Gonadotropin-mediated chemoresistance: Delineation of molecular pathways and targets.


PMID 26608647

Abstract

Human chorionic gonadotropin (hCG) has essential roles in pregnancy. Reports linking hCG in non-trophoblastic tumors with poor patient prognosis has spurred interest in patho-physiological roles the hormone might play. The ability of hCG to prevent tumor cell death and sustain viability in the presence of chemotherapeutic drugs was assessed and potential synergies with TLR ligands explored. hCG-induced up-modulation of genes involved in chemoresistance was documented and targets validated by siRNA knock-down. Whether hCG could drive collaboration between tumor cells and macrophages in the production of IL-6 and consequent chemoresistance was assessed. The effects of concurrent anti-hCG immunization and chemotherapy on the growth of syngeneic murine tumors were evaluated. hCG maintained basal levels of cytokine secretion by tumor cells exposed to chemotherapeutic drugs, and enhanced viability and proliferation; pre-treatment with hCG also decreased apoptosis, as assessed by Annexin-V binding and the cleavage of caspase 3. While co-incubation with hCG along with several TLR ligands mediated heightened chemo-resistance, TLR-2/6 and TLR-9 ligands increased the phosphorylation of JNK, and TLR-2 and TLR-8 ligands the phosphorylation of ERK in presence of hCG and curcumin, providing evidence of tri-molecular synergy.
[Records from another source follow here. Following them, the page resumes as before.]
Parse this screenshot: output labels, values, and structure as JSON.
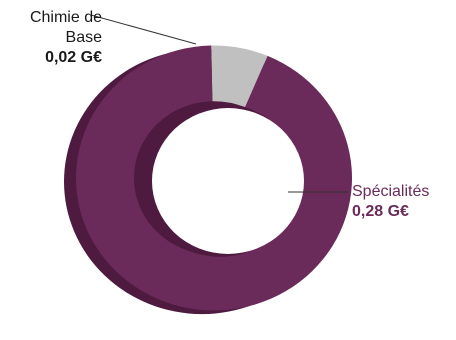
{
  "chart_data": {
    "type": "pie",
    "variant": "donut-3d",
    "slices": [
      {
        "label": "Chimie de Base",
        "value": 0.02,
        "value_label": "0,02 G€",
        "color": "#c0c0c0"
      },
      {
        "label": "Spécialités",
        "value": 0.28,
        "value_label": "0,28 G€",
        "color": "#6b2b5a"
      }
    ],
    "colors": {
      "leader_line": "#333333",
      "side_shade": "#4e1a40",
      "top_shade": "#6b2b5a"
    }
  }
}
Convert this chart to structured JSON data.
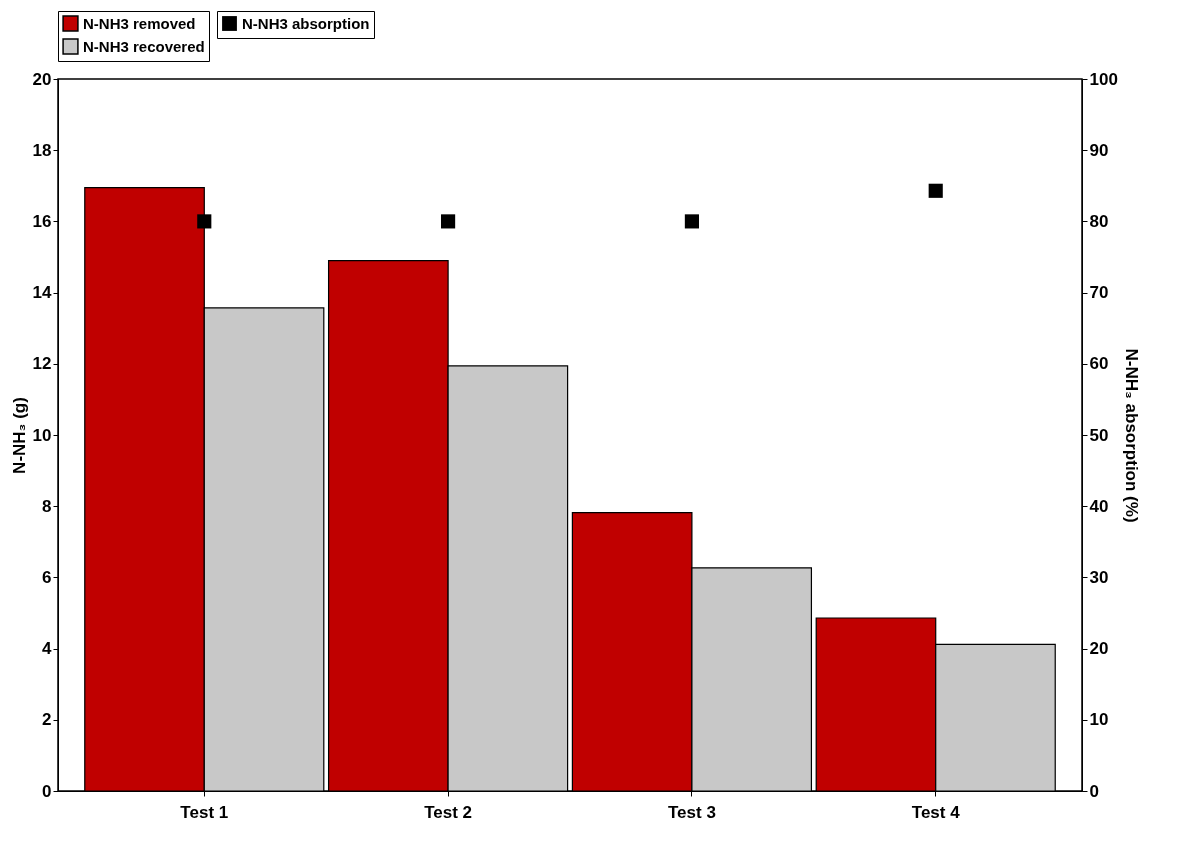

The hormone increased the transcription and/or expression of molecular intermediates (SURVIVIN, HIF-1α, PARP-1, Bcl-2, c-FLIP, KLK-10, XIAP, c-IAP-1) associated with chemo-resistance and increased levels of stress modulators (PON2, HO-1, HSP27 and NRF-2). siRNAs to SURVIVIN, NRF-2, HO-1 and HIF-1α attenuated hCG-mediated chemo-resistance. hCG-conditioned tumor cell supernatants induced heightened secretion of IL-6 and TNF-α from peripheral blood adherent cells and secreted IL-6 imparted chemo-resistance to naïve tumor cells. Co-administration of curcumin along with an anti-hCG vaccine (hCGβ conjugated to Tetanus Toxoid (TT)) to mice carrying syngeneic tumors resulted in significantly enhanced benefits on animal survival; synergy was demonstrated between anti-hCG antibodies and curcumin in the reduction of tumor cell viability. The data suggest that hCG, via direct as well as collaborative effects with TLR ligands and accessory cell-secreted cytokines, mediates chemo-resistance in gonadotropin-sensitive tumors and outlines the potential benefits of combination therapy.